Quel est l’intérêt de cette histoire pour l’économiste ? De mon point de vue, c’est qu’elle rappelle l’importance du pluralisme, mais dans un sens particulier. La notion de « pluralisme méthodologique » est souvent entendue dans un sens quasi-kuhnien mais voire « feyerabendien » qui consiste à dire que, puisque les théories sont incommensuralbes et qu’il est impossible de savoir par avance ce qu’est une « bonne » théorie, le mieux est de laisser ce développer une multitude d’approches.
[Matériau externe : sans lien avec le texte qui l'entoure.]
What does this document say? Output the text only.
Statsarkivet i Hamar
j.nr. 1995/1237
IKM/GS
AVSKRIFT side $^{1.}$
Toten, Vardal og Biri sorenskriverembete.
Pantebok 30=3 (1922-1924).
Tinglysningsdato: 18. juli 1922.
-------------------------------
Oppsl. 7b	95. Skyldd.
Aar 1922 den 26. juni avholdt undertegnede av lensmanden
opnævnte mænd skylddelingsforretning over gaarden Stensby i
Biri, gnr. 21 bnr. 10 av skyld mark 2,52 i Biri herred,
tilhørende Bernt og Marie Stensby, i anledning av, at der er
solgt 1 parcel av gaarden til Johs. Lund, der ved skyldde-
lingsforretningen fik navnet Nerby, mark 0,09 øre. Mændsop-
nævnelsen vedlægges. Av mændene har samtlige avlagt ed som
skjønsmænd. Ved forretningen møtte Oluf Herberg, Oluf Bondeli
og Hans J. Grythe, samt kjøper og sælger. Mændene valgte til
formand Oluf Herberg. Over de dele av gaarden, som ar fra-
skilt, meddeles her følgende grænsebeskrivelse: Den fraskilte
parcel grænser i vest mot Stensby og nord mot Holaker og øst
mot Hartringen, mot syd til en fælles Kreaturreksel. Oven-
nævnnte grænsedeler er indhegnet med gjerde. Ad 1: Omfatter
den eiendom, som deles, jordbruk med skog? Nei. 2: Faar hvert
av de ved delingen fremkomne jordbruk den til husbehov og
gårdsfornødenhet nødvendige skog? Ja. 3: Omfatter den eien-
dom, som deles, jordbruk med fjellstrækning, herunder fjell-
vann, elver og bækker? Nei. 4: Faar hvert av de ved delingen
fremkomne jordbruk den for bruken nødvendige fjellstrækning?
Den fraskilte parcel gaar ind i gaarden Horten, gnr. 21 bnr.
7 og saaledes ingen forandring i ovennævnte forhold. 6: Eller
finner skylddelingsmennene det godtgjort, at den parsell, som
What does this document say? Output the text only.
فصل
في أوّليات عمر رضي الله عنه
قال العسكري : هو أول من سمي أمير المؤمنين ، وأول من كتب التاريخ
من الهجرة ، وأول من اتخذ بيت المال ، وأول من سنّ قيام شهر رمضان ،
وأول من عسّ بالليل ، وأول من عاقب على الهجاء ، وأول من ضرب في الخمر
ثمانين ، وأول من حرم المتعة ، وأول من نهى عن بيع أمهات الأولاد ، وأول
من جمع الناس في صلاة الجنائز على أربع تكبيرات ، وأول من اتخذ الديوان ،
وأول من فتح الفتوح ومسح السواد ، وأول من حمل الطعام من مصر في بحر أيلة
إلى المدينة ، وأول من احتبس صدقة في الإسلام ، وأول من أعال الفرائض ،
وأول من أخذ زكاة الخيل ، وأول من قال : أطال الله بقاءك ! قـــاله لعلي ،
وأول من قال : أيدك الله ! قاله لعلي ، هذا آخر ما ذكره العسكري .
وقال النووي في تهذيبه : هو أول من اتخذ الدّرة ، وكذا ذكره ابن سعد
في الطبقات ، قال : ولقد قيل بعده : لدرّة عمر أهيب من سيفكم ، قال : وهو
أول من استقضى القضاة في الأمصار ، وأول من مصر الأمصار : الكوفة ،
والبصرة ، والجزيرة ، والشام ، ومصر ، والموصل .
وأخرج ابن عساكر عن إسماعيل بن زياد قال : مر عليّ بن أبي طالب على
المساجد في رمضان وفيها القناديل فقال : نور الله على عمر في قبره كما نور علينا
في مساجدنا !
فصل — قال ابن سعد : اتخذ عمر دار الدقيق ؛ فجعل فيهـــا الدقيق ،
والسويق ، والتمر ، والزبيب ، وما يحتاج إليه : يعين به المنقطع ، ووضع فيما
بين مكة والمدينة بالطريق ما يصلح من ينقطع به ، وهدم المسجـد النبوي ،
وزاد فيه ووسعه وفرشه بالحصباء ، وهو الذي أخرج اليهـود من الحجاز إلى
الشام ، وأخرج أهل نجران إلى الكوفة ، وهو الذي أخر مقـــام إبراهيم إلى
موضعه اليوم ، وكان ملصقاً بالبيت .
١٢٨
L’histoire de la controverse autour de la sélection par le groupe nous apprend aussi que le pluralisme se justifie par le fait qu’il permet de ne pas s’enfermer dans une seule et même perspective pour étudier un phénomène donné. Il existe aujourd’hui en économie des théories concurrentes pour à peu près tous les phénomènes empiriques imaginables. Certaines théories sont très « standards », d’autres davantages à la périphérie de la discipline. Dans l’absolu, elles ont toutes l’intérêt d’offrir leur propre interprétation des phénomènes. On peut ainsi étudier les institutions de bien des manières, avec une approche plus ou moins individualiste, en utilisant la théorie des jeux ou l’analyse des réseaux ou encore d’autres outils théoriques. Fondamentalement, ces approches sont complémentaires. Elles peuvent certes mener à des conclusions différentes, mais c’est également le cas des différentes théories en biologie évolutionnaire. Mais ces conclusions sont différentes parce que les perspectives sont différentes.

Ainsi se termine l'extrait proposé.